Suburban branches are almost back to pre-pandemic footfall, and Dymond reckons Covid could be good for his business: “Customers are far more interested in where their food comes from.”

Still, 2022 hosts plenty of other obstacles to success. Will the cost of living crisis see customers trade down?

“No one is immune from the macroeconomic pieces. But people are very interested in their health and the health of the planet. I don’t think prices will go up at Planet as much as elsewhere because we can definitely reduce our central costs.”

Dymond talks fast and without pause: perhaps it’s hard to get a word in at his busy home — he lives with his wife, four kids and nine dogs, cats and alpacas in Cambridgeshire, spending three nights a week at Soho House in White City.

The CEO claims he is “a real Londoner — I grew up in East Sheen; my mother still lives in the house I grew up in” — but a decade in Australia has taken its toll: he misremembers Hackney’s Broadway Market as Borough Market.

(Planet Organic)

Dymond started his career with a decade at Carphone Warehouse, before joining a turnaround team in Australia led by retail veteran Archie Norman. He spent five years at the Coles supermarket chain, before moving back to the UK to run online food at Morrisons.

He left after nine days: “It was just not the opportunity I was expecting”.

A brief spell at Tesco was interrupted by a job offer from Australia: “The phone rang one day when I was standing at the back of a Tesco car park in the pissing rain.” He moved back to Coles for another five years: “I did director bingo — marketing director, trading director, lots of different roles.”

When the Dymond family decided to move back to the UK, it was two years at Holland & Barrett before taking the helm of Planet Organic in December.

Dymond is excited about making an impact: “I’ve been in big business for a long time, where it’s really hard to support the small guy. I now want to do the right thing.

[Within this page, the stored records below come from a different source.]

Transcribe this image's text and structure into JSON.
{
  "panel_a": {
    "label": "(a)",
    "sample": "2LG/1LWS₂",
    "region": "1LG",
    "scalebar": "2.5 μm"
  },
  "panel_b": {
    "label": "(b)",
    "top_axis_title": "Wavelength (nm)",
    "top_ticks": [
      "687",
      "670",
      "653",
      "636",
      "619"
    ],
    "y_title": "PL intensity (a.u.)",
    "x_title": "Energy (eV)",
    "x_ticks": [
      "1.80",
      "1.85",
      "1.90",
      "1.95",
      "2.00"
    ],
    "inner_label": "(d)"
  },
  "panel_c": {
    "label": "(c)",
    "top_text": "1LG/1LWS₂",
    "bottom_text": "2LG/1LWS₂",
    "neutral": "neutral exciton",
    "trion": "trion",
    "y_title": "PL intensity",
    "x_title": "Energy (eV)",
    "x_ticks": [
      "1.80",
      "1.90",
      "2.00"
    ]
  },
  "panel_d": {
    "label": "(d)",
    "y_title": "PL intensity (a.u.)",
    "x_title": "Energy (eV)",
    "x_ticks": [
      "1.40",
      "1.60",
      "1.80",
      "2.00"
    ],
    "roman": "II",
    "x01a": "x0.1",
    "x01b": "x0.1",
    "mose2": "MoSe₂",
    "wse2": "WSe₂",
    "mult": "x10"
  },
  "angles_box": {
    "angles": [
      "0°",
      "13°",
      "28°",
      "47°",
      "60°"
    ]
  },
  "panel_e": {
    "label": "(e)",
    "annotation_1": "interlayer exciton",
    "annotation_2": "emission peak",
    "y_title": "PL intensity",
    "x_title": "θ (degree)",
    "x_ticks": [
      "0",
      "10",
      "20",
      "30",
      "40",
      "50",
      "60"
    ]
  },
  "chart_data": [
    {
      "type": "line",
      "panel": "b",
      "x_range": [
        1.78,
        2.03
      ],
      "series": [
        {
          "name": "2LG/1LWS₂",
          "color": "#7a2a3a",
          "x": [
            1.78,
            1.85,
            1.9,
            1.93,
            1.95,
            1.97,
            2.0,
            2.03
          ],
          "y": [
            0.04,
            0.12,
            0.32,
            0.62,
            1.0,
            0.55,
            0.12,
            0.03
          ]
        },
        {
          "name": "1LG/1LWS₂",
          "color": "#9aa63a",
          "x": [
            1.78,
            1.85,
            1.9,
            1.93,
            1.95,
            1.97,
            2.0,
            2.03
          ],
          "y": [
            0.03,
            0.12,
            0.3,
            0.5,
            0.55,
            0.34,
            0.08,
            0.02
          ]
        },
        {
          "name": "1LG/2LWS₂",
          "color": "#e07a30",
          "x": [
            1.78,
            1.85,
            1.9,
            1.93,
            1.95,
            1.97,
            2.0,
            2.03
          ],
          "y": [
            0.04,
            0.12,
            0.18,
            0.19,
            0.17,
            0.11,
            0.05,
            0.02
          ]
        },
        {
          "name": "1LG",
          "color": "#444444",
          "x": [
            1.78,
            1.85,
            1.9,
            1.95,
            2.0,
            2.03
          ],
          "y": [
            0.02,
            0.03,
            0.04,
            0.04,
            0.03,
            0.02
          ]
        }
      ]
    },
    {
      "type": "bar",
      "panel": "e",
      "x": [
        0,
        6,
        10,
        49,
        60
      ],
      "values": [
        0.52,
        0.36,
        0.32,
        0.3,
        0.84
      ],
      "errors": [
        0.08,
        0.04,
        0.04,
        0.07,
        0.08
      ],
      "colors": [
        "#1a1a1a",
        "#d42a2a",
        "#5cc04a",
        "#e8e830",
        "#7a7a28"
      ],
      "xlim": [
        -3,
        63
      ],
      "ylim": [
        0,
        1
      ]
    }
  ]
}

I want cool London food brands to swamp my inbox.”

He’s proud of Planet Organic’s charitable work, saying “a lot of the bigger guys are quite shouty about all the good work they’ve done, but we’ve been quietly getting on with community work. Same with greenwashing about plastic reduction: we haven’t used plastic bags for a decade, and have no plastic in our food packaging. We’ve a tradition of wanting to do the right thing for the planet.”

He takes a rare pause when I ask about the cost of a pint of milk, before saying “hmm… we sell in litres — and have so many different types!”

Half a litre of organic semi-skimmed then? He says it’d be £2.99, which seems pricey even for Hampstead. I check later and Planet Organic’s 500ml milk is 99p.

Still, Dymond’s more into big decisions than details. He’s too focused on his expansion plans to worry about crying over spilt milk (prices) — for now.